Why should we fast? Our motivation shouldn’t be to lose weight. Instead, our purpose should be more self-sacrificing; we should offer up our fasting as a means to become more loving and compassionate, to grow in holiness, and for the benefit of the poor, the oppressed, and for the conversion of friends and family. Self-denial increases the virtue of self-control, and aids us in detaching from the allurements of the world.
Our passions can overtake us, but by fasting we are giving God a bigger place in our heart, and allowing him to perform miracles and extraordinary wonders. Fasting empowers us, allowing the Holy Spirit to operate more fully within us, helping us to grow in holiness, making our prayers more effective. By drawing away temporarily from the pleasures of the world, such as a juicy cheeseburger and crisp french fries, and eating more simply, we draw closer to Christ, and deepen our intimacy with him.
We all have people in our lives in need of God’s healing and deliverance; you may have a loved one who struggles daily with a drug addiction or alcoholism. Or perhaps you have a friend who was abused as a child and tries to cope with depression and anxiety. You might know a woman who had an abortion, and simply can’t accept God’s all encompassing mercy and compassion. I’m sure we’re all aware of the evil surrounding us in every facet of our lives; fasting is a mighty weapon in our arsenal to fight greed, arrogance, selfishness and violence.

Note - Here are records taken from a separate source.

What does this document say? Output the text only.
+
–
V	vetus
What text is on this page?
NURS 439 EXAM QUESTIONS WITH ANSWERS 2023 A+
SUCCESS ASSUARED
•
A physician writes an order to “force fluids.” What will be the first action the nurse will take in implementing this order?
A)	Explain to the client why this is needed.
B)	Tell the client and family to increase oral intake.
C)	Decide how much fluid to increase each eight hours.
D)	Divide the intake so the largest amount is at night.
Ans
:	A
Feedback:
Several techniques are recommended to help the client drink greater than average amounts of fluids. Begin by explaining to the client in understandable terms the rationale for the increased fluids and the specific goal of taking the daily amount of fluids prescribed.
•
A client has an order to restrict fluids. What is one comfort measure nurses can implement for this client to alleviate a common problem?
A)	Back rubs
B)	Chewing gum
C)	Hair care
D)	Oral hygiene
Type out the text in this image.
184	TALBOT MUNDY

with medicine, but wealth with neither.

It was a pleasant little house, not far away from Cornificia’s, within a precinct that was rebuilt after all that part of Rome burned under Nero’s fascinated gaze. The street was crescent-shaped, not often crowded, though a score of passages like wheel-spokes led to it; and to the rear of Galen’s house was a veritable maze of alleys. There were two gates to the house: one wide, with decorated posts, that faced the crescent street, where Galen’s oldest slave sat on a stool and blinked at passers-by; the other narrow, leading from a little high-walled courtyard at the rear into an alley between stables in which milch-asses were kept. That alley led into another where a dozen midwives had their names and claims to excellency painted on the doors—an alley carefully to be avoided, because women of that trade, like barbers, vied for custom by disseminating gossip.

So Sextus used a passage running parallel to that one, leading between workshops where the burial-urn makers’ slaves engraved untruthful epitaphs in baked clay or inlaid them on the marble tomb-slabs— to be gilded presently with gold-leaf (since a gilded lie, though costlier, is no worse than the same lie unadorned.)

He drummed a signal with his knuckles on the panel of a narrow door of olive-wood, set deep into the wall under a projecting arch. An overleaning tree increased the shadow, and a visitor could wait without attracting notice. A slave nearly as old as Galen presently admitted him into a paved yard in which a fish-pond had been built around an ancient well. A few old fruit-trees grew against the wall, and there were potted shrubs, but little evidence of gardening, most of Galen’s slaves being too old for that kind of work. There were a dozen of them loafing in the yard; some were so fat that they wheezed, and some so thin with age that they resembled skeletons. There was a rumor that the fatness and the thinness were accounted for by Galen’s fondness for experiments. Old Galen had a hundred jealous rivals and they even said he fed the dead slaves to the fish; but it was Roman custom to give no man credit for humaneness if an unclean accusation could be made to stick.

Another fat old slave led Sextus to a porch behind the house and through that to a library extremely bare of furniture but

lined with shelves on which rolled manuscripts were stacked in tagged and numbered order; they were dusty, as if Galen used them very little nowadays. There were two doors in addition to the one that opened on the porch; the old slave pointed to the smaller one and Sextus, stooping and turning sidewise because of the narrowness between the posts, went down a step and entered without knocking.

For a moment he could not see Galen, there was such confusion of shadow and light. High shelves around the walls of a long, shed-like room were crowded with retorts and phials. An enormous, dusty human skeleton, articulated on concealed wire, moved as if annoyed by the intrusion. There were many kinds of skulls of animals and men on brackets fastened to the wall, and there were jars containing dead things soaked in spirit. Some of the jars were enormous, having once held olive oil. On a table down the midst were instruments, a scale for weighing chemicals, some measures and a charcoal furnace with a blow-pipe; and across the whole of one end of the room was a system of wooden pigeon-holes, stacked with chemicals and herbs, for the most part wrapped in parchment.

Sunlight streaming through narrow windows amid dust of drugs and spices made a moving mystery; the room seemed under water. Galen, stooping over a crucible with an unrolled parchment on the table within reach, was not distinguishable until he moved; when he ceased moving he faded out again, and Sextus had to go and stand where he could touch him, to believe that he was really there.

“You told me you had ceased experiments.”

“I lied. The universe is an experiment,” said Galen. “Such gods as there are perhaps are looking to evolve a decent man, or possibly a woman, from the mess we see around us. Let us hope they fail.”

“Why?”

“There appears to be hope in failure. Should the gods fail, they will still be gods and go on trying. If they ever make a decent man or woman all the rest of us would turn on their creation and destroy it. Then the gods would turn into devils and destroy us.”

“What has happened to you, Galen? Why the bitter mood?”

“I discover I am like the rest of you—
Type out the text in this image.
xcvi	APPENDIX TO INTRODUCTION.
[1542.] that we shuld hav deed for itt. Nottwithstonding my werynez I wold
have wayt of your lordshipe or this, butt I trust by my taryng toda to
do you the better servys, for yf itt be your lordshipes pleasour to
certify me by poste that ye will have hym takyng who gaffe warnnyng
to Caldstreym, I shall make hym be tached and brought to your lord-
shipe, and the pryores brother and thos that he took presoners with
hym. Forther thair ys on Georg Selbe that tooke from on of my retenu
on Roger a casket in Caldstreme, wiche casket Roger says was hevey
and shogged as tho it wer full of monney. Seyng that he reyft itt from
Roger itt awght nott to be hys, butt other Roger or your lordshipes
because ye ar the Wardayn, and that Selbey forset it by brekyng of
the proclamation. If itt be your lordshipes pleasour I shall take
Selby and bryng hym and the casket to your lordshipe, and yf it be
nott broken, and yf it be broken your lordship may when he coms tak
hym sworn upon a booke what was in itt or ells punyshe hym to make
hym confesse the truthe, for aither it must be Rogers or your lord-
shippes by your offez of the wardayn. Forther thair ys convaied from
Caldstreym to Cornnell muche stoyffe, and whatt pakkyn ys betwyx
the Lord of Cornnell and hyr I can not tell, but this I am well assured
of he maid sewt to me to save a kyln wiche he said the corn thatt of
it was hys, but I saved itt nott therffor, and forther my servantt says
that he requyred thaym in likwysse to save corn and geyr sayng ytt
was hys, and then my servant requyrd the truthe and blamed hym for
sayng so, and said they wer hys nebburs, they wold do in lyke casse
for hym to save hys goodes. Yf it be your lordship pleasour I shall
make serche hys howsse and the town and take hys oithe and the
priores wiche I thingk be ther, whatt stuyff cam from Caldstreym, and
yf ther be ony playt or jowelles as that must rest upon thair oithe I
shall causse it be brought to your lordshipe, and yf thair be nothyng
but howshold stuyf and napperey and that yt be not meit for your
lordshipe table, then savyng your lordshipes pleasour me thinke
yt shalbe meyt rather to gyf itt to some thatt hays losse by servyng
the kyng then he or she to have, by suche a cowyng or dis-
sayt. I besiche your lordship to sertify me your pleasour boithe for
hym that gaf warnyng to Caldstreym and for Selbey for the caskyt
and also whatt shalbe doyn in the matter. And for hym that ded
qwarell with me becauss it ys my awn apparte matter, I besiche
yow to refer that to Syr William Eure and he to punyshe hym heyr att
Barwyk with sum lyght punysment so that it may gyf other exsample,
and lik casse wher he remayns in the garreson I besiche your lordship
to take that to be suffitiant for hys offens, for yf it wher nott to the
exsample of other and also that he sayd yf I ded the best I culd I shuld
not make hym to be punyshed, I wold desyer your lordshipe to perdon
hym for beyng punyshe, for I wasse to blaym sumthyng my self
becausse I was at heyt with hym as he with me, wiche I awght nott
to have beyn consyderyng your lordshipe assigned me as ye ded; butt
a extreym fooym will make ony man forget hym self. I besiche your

During Lent we are called to do penance, and try to atone for our sins. Instead of simply abstaining from chocolate or coffee, it is more beneficial to forgo anger or pride. Also popular in deciding what to “give up” for Lent, many refrain from television, video games, or Facebook, and instead devote more time to prayer, such as daily mass, or praying the Chaplet of Divine Mercy. Another way to do penance is by volunteering at your local homeless shelter or offering to babysit your neighbor’s children.